U.S. District Judge Emmet Sullivan was furious Wednesday that the U.S. Postal Service had defied his order to sweep postal processing facilities in 15 states Tuesday to find missing absentee ballots and deliver them on time. The USPS had said in a court document that 300,000 ballots had been scanned into facilities but not scanned out, suggesting they were misplaced.
Instead of complying with Sullivan's order, the USPS kept to its own schedule, raising concerns that tens of thousands of ballots would not be delivered in time to be counted. "It just leaves a bad taste in everyone's mouth for the clock to run out — game's over — and then to find out there was no compliance with a very important court order," Sullivan said. He suggested he would demand a deposition from Postmaster General Louis DeJoy.

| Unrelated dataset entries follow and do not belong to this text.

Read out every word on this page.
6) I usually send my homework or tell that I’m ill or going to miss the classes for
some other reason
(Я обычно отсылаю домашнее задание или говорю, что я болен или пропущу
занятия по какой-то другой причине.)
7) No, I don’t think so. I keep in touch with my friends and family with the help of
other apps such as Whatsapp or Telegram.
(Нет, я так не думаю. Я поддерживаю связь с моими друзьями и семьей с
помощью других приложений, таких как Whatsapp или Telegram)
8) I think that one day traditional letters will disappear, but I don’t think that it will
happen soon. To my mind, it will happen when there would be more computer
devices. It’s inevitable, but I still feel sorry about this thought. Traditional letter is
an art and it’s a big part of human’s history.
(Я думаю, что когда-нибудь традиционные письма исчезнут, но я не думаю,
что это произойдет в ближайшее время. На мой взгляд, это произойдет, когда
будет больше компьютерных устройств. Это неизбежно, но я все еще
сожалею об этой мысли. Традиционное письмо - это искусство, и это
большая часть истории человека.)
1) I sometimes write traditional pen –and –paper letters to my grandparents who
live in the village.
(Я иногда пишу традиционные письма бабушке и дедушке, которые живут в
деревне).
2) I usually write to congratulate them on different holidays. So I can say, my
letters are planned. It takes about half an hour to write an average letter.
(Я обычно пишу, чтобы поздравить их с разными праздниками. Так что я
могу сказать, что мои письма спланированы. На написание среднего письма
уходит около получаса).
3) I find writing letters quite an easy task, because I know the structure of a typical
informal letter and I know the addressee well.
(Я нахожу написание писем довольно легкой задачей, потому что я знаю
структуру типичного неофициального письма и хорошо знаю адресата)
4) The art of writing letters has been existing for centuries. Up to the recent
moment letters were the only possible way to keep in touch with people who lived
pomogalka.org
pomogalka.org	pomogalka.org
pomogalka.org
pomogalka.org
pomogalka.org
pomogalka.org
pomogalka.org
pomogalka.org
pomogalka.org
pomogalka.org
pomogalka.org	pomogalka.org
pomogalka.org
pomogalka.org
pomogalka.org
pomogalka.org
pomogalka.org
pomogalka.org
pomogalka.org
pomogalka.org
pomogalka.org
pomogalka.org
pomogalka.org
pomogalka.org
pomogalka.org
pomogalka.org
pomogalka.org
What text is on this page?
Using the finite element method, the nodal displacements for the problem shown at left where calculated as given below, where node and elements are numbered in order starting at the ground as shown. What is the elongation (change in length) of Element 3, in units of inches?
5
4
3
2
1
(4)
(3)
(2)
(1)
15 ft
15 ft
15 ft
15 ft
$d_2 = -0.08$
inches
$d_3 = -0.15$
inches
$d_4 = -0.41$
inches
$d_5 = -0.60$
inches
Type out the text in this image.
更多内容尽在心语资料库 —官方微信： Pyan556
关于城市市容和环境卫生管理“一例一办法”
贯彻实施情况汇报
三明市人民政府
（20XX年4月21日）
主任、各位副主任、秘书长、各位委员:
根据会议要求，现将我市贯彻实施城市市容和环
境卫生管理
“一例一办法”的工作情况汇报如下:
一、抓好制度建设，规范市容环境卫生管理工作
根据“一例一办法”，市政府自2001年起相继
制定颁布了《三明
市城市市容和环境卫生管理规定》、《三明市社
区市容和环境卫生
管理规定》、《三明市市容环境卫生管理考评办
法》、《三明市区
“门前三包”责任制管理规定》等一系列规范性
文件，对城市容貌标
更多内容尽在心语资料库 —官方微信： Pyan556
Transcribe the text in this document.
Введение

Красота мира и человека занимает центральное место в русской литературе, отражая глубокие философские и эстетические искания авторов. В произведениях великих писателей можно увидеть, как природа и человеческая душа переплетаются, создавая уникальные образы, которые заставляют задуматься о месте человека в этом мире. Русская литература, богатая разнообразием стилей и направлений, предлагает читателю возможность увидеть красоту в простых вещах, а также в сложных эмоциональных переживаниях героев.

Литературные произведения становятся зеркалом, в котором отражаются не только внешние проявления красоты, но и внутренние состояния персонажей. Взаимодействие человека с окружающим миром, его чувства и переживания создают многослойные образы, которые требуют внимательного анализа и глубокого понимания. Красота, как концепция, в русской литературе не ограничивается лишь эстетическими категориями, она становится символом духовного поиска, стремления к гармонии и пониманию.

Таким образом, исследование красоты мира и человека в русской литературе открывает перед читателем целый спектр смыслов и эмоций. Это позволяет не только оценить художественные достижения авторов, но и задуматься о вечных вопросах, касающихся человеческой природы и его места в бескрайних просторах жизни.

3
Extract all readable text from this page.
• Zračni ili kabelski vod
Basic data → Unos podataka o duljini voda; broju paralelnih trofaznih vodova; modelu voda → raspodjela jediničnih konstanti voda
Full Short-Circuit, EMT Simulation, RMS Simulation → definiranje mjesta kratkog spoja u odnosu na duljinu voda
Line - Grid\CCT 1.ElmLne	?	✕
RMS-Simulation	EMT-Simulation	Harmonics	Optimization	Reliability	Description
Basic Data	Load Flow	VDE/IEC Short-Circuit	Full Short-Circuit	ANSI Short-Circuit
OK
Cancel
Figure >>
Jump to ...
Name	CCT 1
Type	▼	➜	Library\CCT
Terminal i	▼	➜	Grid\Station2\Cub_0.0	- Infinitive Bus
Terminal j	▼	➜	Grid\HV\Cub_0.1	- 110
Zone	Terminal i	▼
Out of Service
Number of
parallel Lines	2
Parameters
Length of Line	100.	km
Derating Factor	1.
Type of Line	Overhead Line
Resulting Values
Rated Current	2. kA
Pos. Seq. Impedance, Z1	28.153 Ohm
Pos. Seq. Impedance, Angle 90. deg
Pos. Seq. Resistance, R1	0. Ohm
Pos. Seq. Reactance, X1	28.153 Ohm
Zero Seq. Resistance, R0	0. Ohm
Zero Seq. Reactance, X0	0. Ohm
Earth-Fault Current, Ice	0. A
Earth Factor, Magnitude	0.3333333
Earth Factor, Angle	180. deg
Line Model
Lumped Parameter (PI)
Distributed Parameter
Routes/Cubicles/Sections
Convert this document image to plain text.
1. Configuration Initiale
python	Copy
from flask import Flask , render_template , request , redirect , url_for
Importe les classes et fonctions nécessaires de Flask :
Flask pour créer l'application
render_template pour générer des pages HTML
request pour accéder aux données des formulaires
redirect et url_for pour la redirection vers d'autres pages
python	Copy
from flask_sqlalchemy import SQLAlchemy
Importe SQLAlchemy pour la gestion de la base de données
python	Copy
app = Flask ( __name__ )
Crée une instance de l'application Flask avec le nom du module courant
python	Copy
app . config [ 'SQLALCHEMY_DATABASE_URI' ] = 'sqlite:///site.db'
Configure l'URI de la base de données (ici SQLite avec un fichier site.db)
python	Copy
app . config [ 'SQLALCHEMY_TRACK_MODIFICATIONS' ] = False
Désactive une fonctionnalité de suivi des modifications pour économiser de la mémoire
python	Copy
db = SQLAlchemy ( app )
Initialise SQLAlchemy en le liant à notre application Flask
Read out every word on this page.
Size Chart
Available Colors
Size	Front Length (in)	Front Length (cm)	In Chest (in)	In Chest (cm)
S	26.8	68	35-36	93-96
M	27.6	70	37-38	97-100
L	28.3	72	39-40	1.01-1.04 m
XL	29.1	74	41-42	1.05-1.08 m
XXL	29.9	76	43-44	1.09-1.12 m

Notably, there were 81,000 untraced ballots spread across postal districts in key swing states with a combined 151 electoral votes, The Washington Post reports, though, according to its analysis, the missing ballots "are unlikely to affect the outcome of the presidential race." In many cases, USPS said, the ballots had been hand-sorted and delivered without an exit scan. The USPS did not provide data to indicate how prevalent that practice has been, though it did disclose that 7 percent of ballots in its sorting facilities Tuesday were not delivered in time to be counted.
"Even in a worst-case scenario where all potentially misplaced ballots in a state are permanently lost, those ballots amount to just a fraction of both current two-party vote margins and estimates of the number of outstanding ballots yet to be tallied," the Post reports. In Georgia, for instance, the maximum 6,624 missing votes represent just 8 percent of the margin between President Trump and Democrat Joe Biden.
In other states, though, the number of missing ballots is larger — more than 11,000 in Pennsylvania and 16,000 in Florida — and the untraced absentee votes in Arizona make up 24 percent of the outstanding margin between Biden and Trump, the Post reports. Also, its analysis that "misplaced mail ballots will not be a significant factor in final vote tallies" has the caveat that it might be a factor if "the final presidential vote margins shrink to low three- or four-digit numbers in the coming days." In some states, like Arizona and Georgia that's a distinct possibility.